California Investor Pleads Guilty to Bid Rigging and Fraud at Foreclosure Auctions

A California real estate investor and three other associate investors recently pleaded guilty to conspiring to rig bids and commit mail fraud at public real estate foreclosure auctions. Anthony B. Joachim of Stockton, California was originally indicted by a federal grand jury on December 7, 2011, but the indictment was superseded in May of 2013 to include an obstruction of justice charge against his investors.

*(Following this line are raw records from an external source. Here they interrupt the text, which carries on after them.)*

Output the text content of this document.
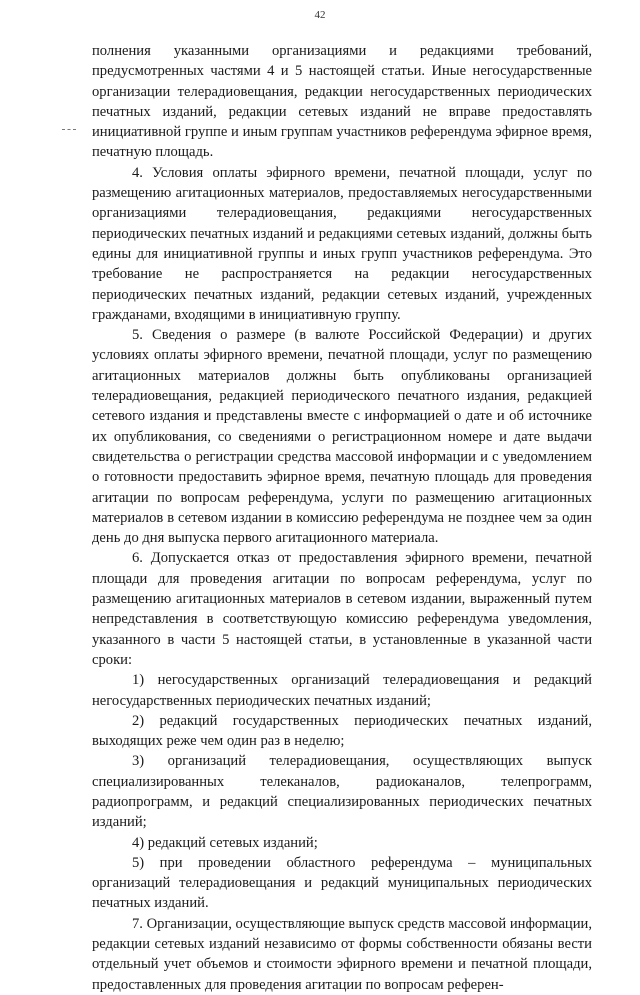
42

полнения указанными организациями и редакциями требований, предусмотренных частями 4 и 5 настоящей статьи. Иные негосударственные организации телерадиовещания, редакции негосударственных периодических печатных изданий, редакции сетевых изданий не вправе предоставлять инициативной группе и иным группам участников референдума эфирное время, печатную площадь.

4. Условия оплаты эфирного времени, печатной площади, услуг по размещению агитационных материалов, предоставляемых негосударственными организациями телерадиовещания, редакциями негосударственных периодических печатных изданий и редакциями сетевых изданий, должны быть едины для инициативной группы и иных групп участников референдума. Это требование не распространяется на редакции негосударственных периодических печатных изданий, редакции сетевых изданий, учрежденных гражданами, входящими в инициативную группу.

5. Сведения о размере (в валюте Российской Федерации) и других условиях оплаты эфирного времени, печатной площади, услуг по размещению агитационных материалов должны быть опубликованы организацией телерадиовещания, редакцией периодического печатного издания, редакцией сетевого издания и представлены вместе с информацией о дате и об источнике их опубликования, со сведениями о регистрационном номере и дате выдачи свидетельства о регистрации средства массовой информации и с уведомлением о готовности предоставить эфирное время, печатную площадь для проведения агитации по вопросам референдума, услуги по размещению агитационных материалов в сетевом издании в комиссию референдума не позднее чем за один день до дня выпуска первого агитационного материала.

6. Допускается отказ от предоставления эфирного времени, печатной площади для проведения агитации по вопросам референдума, услуг по размещению агитационных материалов в сетевом издании, выраженный путем непредставления в соответствующую комиссию референдума уведомления, указанного в части 5 настоящей статьи, в установленные в указанной части сроки:

1) негосударственных организаций телерадиовещания и редакций негосударственных периодических печатных изданий;

2) редакций государственных периодических печатных изданий, выходящих реже чем один раз в неделю;

3) организаций телерадиовещания, осуществляющих выпуск специализированных телеканалов, радиоканалов, телепрограмм, радиопрограмм, и редакций специализированных периодических печатных изданий;

4) редакций сетевых изданий;

5) при проведении областного референдума – муниципальных организаций телерадиовещания и редакций муниципальных периодических печатных изданий.

7. Организации, осуществляющие выпуск средств массовой информации, редакции сетевых изданий независимо от формы собственности обязаны вести отдельный учет объемов и стоимости эфирного времени и печатной площади, предоставленных для проведения агитации по вопросам референ-
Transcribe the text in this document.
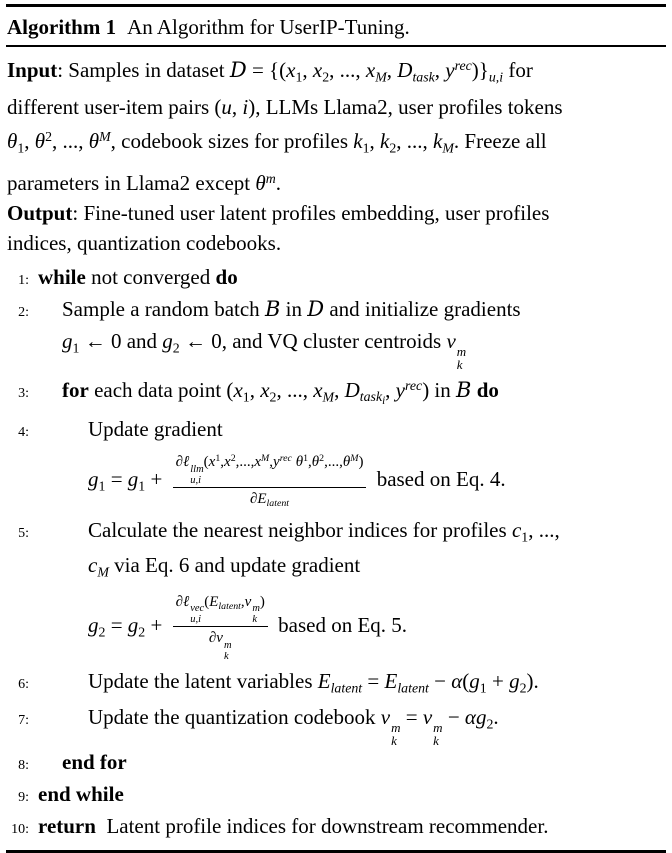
Algorithm 1 An Algorithm for UserIP-Tuning.
Input: Samples in dataset $D = \{(x_1$, $x_2$, ..., $x_M$, $D_{task}$, $y^{rec})\}_{u,i}$ for
different user-item pairs (u, i), LLMs Llama2, user profiles tokens
$\theta_1$, $\theta^2$, ..., $\theta^M$, codebook sizes for profiles $k_1$, $k_2$, ..., $k_M$. Freeze all
parameters in Llama2 except $\theta^m$.
Output: Fine-tuned user latent profiles embedding, user profiles
indices, quantization codebooks.
1: while not converged do
2:	Sample a random batch B in D and initialize gradients
$g_1$ ← 0 and $g_2$ ← 0, and VQ cluster centroids v m
k
3:	for each data point ($x_1$, $x_2$, ..., $x_M$, $D_{task_i}$, $y^{rec}$) in B do
4:	Update gradient
$g_1 = g_1$ + ∂ℓ llm
u,i
($x^1,x^2,...,x^M,y^{rec}$ $\theta^1,\theta^2,...,\theta^M$)
$\partial E_{latent}$ based on Eq. 4.
5:	Calculate the nearest neighbor indices for profiles $c_1$, ...,
$c_M$ via Eq. 6 and update gradient
$g_2 = g_2$ + ∂ℓ vec
u,i
($E_{latent},v$ m
k
)
∂v m
k based on Eq. 5.
6:	Update the latent variables $E_{latent} = E_{latent} - \alpha(g_1 + g_2)$.
7:	Update the quantization codebook v m
k
= v m
k
− $\alpha g_2$.
8:	end for
9: end while
10: return  Latent profile indices for downstream recommender.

According to court documents, Joachim conspired with others not to bid against one another and to instead designate a winning bidder to obtain selected properties at public real estate foreclosure auctions in San Joaquin County. Joachim was also charged with conspiring to use the mail to carry out a scheme to fraudulently acquire title to selected San Joaquin County properties sold at public auctions, to make and receive payoffs, and to divert money to co-conspirators that would have otherwise gone to mortgage holders and others by holding second, private auctions open only to members of the conspiracy.

The U.S. Department of Justice said that the selected properties were then awarded to the conspirators who submitted the highest bids in the second, private auctions. The private auctions often took place at or near the courthouse steps where the public auctions were held. According to Joachim’s plea agreement, he participated in the conspiracies between about April 2009 until about October 2009.

“Today’s plea is the 11th in the Antitrust Division’s ongoing investigation of bid rigging and fraud involving real estate foreclosure auctions in the Eastern District of California,” said Bill Baer, Assistant Attorney General in charge of the Department of Justice’s Antitrust Division.

The department said that the primary purpose of the conspiracies was to suppress and restrain competition and to conceal payoffs in order to obtain selected real estate offered at San Joaquin County public foreclosure auctions at non-competitive prices. The guilty plea entered today is the latest in the department’s ongoing federal antitrust investigation of fraud and bidding irregularities in certain real estate auctions in San Joaquin County.

Joachim pleaded guilty to bid rigging, a violation of the Sherman Act, which carries a maximum penalty of 10 years in prison and a $1 million fine. Joachim also pleaded guilty to conspiracy to commit mail fraud, which carries a maximum sentence of 30 years in prison and a $1 million fine.